Yellen Sets High Hurdle for Reducing Fed's Massive Bond Holdings

Federal Reserve Chair Janet Yellen set a relatively high hurdle for shrinking the central bank's balance sheet, leading some analysts to conclude that such a move won't occur this year.

She told the Senate Banking Committee on Tuesday that the Fed's focus was on raising interest rates to keep the economy in balance, and not on reducing its holdings of bonds.

Rates first need to reach sufficiently high levels that the Fed feels it has some room to cut them to offset a weakening economy. Only then would the central bank begin to shrink its $4.5 trillion balance sheet, she said.

"What we would like to do is to find a time when we judge that our need to provide substantial accommodation to the economy in the coming years is minimal," she said. The central bank also wants to be sure "that the economy is on a solid course and the federal funds rate has reached levels where we have some ability to address weakness by cutting it," she added.

Ward McCarthy, chief financial economist for Jefferies LLC in New York, said that this meant no move to start shrinking the balance sheet in 2017.

Policy makers expect to increase the fed funds rate to 1.4% by the end of 2017, according to the median of their projections released on Dec. 14. That would still leave it below the 20-year average of 2.3%.

The timing and scope of any moves to reduce the Fed's debt holdings could have big implications for the bond market and for the economy as a whole. That's because, as Yellen herself noted, they would represent an effective tightening of monetary policy.

"Allowing that process to take place," Yellen said, "will show that the economy is doing well."

The policy-setting Federal Open Market Committee has said it will continue to reinvest principal payments on the maturing bonds in its portfolio until "normalization of the level of the federal funds rate is well underway."

Yellen told the lawmakers Tuesday that the FOMC will discuss that strategy "in the coming months" with the aim of providing investors with "some further guidance" about its intentions.

The central bank will want to telegraph its plans well advance of their implementation so as to avoid upsetting financial markets, said Michael Feroli, chief U.S. economist at JPMorgan Chase & Co. in New York.

He expects policy makers to do that in the second half of this year.
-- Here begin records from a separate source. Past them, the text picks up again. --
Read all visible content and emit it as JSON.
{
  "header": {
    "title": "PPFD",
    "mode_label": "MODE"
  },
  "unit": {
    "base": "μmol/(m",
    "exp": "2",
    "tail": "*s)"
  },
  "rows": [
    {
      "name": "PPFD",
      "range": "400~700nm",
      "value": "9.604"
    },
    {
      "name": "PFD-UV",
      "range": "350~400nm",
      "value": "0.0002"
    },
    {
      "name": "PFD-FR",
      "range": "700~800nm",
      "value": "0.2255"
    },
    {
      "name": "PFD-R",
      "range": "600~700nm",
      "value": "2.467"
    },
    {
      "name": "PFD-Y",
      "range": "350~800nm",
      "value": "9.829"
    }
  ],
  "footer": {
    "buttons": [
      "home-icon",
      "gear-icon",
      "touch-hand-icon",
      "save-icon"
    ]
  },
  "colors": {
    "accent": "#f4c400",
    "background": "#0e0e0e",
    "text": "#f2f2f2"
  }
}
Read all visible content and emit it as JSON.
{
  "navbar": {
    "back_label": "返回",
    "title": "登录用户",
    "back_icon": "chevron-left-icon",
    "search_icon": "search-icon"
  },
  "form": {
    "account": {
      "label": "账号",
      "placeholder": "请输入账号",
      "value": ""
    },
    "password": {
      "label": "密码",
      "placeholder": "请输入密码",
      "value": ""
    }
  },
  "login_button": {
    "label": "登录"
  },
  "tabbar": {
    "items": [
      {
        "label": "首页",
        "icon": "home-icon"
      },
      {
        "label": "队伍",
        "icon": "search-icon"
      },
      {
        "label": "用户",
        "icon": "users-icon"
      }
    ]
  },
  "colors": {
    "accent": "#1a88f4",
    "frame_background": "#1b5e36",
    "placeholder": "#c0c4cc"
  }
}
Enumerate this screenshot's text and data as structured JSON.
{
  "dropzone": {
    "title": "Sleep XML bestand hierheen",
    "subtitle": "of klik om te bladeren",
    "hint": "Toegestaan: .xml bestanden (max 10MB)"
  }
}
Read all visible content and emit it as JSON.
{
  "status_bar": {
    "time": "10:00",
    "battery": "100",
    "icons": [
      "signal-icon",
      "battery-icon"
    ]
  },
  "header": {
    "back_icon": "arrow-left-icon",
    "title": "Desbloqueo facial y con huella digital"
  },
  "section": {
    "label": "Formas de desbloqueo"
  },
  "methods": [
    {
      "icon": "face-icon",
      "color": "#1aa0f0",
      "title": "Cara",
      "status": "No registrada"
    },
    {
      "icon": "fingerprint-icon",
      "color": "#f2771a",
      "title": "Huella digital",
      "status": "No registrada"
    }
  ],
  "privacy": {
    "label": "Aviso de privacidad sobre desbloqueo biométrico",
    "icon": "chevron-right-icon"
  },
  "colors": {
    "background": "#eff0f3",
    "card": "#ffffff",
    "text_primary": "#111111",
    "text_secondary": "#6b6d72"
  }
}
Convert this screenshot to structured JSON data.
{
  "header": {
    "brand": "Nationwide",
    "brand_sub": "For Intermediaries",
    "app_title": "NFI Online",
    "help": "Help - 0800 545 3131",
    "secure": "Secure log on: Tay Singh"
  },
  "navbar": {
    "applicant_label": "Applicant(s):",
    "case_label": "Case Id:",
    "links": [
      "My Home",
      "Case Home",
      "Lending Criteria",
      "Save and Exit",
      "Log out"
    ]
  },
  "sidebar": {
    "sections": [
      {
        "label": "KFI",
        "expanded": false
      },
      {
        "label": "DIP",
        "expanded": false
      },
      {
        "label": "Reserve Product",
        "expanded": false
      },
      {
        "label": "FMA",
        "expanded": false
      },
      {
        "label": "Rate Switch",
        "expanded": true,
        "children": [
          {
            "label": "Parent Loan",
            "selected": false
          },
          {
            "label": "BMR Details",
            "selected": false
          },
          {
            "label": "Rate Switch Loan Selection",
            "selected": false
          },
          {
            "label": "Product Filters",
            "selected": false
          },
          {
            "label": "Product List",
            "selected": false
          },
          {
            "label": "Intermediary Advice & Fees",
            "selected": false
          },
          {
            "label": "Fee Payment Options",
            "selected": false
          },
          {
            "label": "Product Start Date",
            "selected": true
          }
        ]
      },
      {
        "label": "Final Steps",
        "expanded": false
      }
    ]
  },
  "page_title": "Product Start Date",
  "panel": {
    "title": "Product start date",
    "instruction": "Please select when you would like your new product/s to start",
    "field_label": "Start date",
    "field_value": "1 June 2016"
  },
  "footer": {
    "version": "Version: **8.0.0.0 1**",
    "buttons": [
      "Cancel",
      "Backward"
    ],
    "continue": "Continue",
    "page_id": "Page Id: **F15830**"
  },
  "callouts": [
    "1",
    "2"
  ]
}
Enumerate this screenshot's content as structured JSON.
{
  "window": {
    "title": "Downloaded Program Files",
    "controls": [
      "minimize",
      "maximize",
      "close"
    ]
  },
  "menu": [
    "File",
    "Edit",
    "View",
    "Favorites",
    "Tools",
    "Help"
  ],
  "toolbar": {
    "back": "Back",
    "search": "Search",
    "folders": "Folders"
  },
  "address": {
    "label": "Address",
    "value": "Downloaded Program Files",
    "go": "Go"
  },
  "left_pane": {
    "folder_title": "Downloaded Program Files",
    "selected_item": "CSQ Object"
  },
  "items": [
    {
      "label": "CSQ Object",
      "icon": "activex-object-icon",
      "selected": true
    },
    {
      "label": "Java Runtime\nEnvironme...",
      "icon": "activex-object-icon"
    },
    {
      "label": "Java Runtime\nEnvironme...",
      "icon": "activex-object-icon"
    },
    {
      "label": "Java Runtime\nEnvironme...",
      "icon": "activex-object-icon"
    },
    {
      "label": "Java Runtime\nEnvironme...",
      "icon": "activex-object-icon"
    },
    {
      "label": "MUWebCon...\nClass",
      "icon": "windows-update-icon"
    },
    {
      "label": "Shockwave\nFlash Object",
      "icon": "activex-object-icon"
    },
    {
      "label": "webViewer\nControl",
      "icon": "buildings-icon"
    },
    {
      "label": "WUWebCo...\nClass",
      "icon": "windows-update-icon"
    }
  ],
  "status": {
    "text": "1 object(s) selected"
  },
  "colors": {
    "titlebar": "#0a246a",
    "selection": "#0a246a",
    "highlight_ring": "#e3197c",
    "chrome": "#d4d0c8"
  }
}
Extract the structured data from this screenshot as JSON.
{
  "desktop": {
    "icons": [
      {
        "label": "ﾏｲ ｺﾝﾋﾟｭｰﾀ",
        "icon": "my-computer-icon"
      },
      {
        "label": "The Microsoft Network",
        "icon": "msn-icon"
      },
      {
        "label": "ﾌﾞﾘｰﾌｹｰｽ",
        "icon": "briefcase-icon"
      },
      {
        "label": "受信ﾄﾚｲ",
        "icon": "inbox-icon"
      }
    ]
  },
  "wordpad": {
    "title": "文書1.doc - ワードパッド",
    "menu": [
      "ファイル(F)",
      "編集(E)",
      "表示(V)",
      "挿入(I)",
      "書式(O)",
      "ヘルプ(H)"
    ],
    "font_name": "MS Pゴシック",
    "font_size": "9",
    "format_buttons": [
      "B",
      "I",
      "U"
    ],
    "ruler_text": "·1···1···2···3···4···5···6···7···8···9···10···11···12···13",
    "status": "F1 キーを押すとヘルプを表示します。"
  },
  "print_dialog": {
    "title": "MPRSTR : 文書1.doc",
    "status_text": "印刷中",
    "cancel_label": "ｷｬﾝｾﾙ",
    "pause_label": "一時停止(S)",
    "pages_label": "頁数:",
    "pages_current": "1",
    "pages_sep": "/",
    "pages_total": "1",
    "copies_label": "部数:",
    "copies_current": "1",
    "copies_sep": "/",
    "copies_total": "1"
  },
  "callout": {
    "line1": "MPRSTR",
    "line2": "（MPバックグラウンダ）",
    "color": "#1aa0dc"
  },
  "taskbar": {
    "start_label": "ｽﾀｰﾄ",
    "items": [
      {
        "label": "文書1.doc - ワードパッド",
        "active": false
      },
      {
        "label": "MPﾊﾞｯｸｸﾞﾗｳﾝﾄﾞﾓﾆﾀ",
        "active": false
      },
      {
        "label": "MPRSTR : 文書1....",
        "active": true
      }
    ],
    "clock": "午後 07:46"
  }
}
The process of halting reinvestments though won't begin until the middle of next year, according to Feroli.

Yellen rejected recent suggestions by several Fed bank presidents that the central bank use its balance sheet as an active tool of monetary policy. Instead, the focus will remain on managing the fed funds rate in response to changes in the economy.

The Fed chair also said that the reduction in the Fed's bond portfolio would occur in a "gradual and orderly way."

That's similar to the strategy the central bank employed when it tapered its asset purchases in 2014, reducing them in set amounts at each policy-making meeting.

More than $600 billion in Treasury securities in the Fed's portfolio are scheduled to mature this year and next, according to calculations by Bloomberg.

Yellen's four-year term as Fed chair expires on Feb. 3, 2018, and she repeated that she has no plans to leave the central bank before then.

McCarthy said the next Fed chair might well take a more aggressive approach to reducing the balance sheet, although Feroli said it might be difficult to change the Fed's strategy once it has been put into place and digested by the markets.

Yellen told lawmakers that she expects the central bank to eventually end up with "a balance sheet that's substantially smaller than at the current time."

"In addition, we would like our balance sheet to again be primarily Treasury securities," she said. Besides Treasuries, the Fed portfolio also contains mortgage-backed debt and agency securities issued by Fannie Mae and Freddie Mac.

There's a limit to how far the balance sheet can be reduced, however. At a minimum, it needs to be big enough to cover the roughly $1.5 trillion in currency now in circulation, which is increasing every year.